HPCNeuroNet: Advancing Neuromorphic Audio Signal Processing with Transformer-Enhanced Spiking Neural Networks

This paper presents a novel approach to neuromorphic audio processing by integrating the strengths of Spiking Neural Networks (SNNs), Transformers, and high-performance computing (HPC) into the HPCNeuroNet architecture. Utilizing the Intel N-DNS dataset, we demonstrate the system's capability to process diverse human vocal recordings across multiple languages and noise backgrounds. The core of our approach lies in the fusion of the temporal dynamics of SNNs with the attention mechanisms of Transformers, enabling the model to capture intricate audio patterns and relationships. Our architecture, HPCNeuroNet, employs the Short-Time Fourier Transform (STFT) for time-frequency representation, Transformer embeddings for dense vector generation, and SNN encoding/decoding mechanisms for spike train conversions. The system's performance is further enhanced by leveraging the computational capabilities of NVIDIA's GeForce RTX 3060 GPU and Intel's Core i9 12900H CPU. Additionally, we introduce a hardware implementation on the Xilinx VU37P HBM FPGA platform, optimizing for energy efficiency and real-time processing. The proposed accelerator achieves a throughput of 71.11 Giga-Operations Per Second (GOP/s) with a 3.55 W on-chip power consumption at 100 MHz.
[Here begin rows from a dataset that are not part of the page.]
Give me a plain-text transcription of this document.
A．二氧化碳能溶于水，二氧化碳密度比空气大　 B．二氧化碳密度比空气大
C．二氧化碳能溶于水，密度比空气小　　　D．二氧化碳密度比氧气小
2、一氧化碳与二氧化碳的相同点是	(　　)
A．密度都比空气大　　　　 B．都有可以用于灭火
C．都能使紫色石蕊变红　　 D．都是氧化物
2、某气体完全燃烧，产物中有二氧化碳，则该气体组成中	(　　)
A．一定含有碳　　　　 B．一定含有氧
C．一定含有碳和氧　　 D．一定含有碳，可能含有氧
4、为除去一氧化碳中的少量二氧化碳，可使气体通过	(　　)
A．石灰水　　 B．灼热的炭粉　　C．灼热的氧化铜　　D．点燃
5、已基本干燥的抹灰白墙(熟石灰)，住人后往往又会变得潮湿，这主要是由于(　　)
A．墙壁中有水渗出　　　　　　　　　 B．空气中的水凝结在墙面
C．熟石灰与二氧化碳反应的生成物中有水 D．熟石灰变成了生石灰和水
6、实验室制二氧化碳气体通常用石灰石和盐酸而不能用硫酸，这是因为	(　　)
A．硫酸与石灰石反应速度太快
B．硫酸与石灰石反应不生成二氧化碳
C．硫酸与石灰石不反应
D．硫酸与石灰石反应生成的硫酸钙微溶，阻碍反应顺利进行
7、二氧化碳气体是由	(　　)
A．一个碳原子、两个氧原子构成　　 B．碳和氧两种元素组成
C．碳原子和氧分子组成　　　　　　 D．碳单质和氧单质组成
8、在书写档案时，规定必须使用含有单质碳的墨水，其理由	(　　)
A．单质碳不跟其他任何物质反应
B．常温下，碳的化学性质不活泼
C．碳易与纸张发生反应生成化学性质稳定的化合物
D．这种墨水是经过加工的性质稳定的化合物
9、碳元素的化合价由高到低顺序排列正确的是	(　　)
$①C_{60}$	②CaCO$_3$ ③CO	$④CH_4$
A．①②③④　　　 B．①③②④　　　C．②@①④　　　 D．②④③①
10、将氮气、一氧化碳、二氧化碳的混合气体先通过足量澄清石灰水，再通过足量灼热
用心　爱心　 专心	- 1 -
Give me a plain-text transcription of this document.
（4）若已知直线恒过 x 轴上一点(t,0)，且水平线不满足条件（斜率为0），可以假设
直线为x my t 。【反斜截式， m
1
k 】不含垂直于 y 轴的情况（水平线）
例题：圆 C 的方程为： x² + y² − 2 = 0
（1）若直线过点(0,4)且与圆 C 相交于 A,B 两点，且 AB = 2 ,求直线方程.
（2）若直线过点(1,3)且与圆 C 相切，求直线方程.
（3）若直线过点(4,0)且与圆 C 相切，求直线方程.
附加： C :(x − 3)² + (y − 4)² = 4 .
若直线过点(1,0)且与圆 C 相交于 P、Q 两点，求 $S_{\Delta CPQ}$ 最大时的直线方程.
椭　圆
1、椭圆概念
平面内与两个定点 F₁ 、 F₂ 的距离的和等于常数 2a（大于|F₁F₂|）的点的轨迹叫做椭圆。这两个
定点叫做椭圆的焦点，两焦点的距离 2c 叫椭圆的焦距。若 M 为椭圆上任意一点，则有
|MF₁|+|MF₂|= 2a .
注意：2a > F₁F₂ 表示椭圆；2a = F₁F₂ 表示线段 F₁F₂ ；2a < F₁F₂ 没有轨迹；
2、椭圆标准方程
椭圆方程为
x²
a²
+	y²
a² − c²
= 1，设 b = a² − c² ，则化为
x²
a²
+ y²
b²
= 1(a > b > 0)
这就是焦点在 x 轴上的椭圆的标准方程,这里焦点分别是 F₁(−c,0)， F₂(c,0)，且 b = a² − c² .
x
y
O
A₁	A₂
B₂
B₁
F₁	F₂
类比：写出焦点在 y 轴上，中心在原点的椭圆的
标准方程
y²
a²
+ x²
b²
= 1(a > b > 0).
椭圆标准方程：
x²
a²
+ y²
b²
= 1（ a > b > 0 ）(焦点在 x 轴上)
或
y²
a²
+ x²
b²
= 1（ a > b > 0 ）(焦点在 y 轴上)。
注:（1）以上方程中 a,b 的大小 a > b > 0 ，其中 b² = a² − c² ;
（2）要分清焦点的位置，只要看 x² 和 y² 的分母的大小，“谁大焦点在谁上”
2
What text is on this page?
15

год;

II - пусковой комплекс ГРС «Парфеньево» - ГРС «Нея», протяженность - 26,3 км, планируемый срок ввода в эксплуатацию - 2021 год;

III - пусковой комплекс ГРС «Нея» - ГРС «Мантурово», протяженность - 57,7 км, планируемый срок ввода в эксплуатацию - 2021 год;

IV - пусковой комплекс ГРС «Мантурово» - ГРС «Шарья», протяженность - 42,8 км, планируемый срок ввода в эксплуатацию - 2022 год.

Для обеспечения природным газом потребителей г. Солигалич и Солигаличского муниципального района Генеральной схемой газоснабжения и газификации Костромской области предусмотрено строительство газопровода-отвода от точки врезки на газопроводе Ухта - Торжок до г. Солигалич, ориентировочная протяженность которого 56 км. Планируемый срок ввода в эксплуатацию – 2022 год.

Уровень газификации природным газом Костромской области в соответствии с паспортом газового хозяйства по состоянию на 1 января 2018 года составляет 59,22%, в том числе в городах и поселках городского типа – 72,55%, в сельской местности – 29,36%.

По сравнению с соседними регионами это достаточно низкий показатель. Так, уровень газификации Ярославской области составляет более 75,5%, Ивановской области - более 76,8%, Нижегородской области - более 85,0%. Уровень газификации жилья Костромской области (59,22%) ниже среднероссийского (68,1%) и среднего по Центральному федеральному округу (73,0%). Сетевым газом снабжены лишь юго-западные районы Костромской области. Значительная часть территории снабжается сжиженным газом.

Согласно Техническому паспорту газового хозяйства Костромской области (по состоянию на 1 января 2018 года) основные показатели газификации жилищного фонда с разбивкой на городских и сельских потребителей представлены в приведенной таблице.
The comparison results with off-the-shelf devices and recent state-of-the-art implementations illustrate that the proposed accelerator has obvious advantages in terms of energy efficiency and design flexibility. Through design-space exploration, we provide insights into optimizing core capacities for audio tasks. Our findings underscore the transformative potential of integrating SNNs, Transformers, and HPC for neuromorphic audio processing, setting a new benchmark for future research and applications.

翻译：本文提出了一种神经形态音频处理的新方法，通过将脉冲神经网络（SNN）、Transformer和高性能计算（HPC）的优势整合到HPCNeuroNet架构中。利用Intel N-DNS数据集，我们展示了该系统处理跨多种语言和噪声背景下多样化人声录音的能力。该方法的核心理念在于融合SNN的时间动态特性与Transformer的注意力机制，使模型能够捕捉复杂的音频模式和关联关系。我们的架构HPCNeuroNet采用短时傅里叶变换（STFT）进行时频表征，利用Transformer嵌入生成稠密向量，并通过SNN编码/解码机制实现脉冲序列转换。系统性能进一步通过利用NVIDIA GeForce RTX 3060 GPU和Intel Core i9 12900H CPU的计算能力得到增强。此外，我们提出了一种基于Xilinx VU37P HBM FPGA平台的硬件实现方案，针对能效和实时处理进行了优化。该加速器在100 MHz频率下实现了71.11 Giga-Operations Per Second（GOP/s）的吞吐量，片上功耗仅为3.55 W。与现成设备及近期最先进实现的对比结果表明，该加速器在能效和设计灵活性方面具有明显优势。通过设计空间探索，我们为音频任务的核心容量优化提供了洞见。研究结果凸显了将SNN、Transformer与HPC整合用于神经形态音频处理的变革潜力，为未来研究和应用树立了新的基准。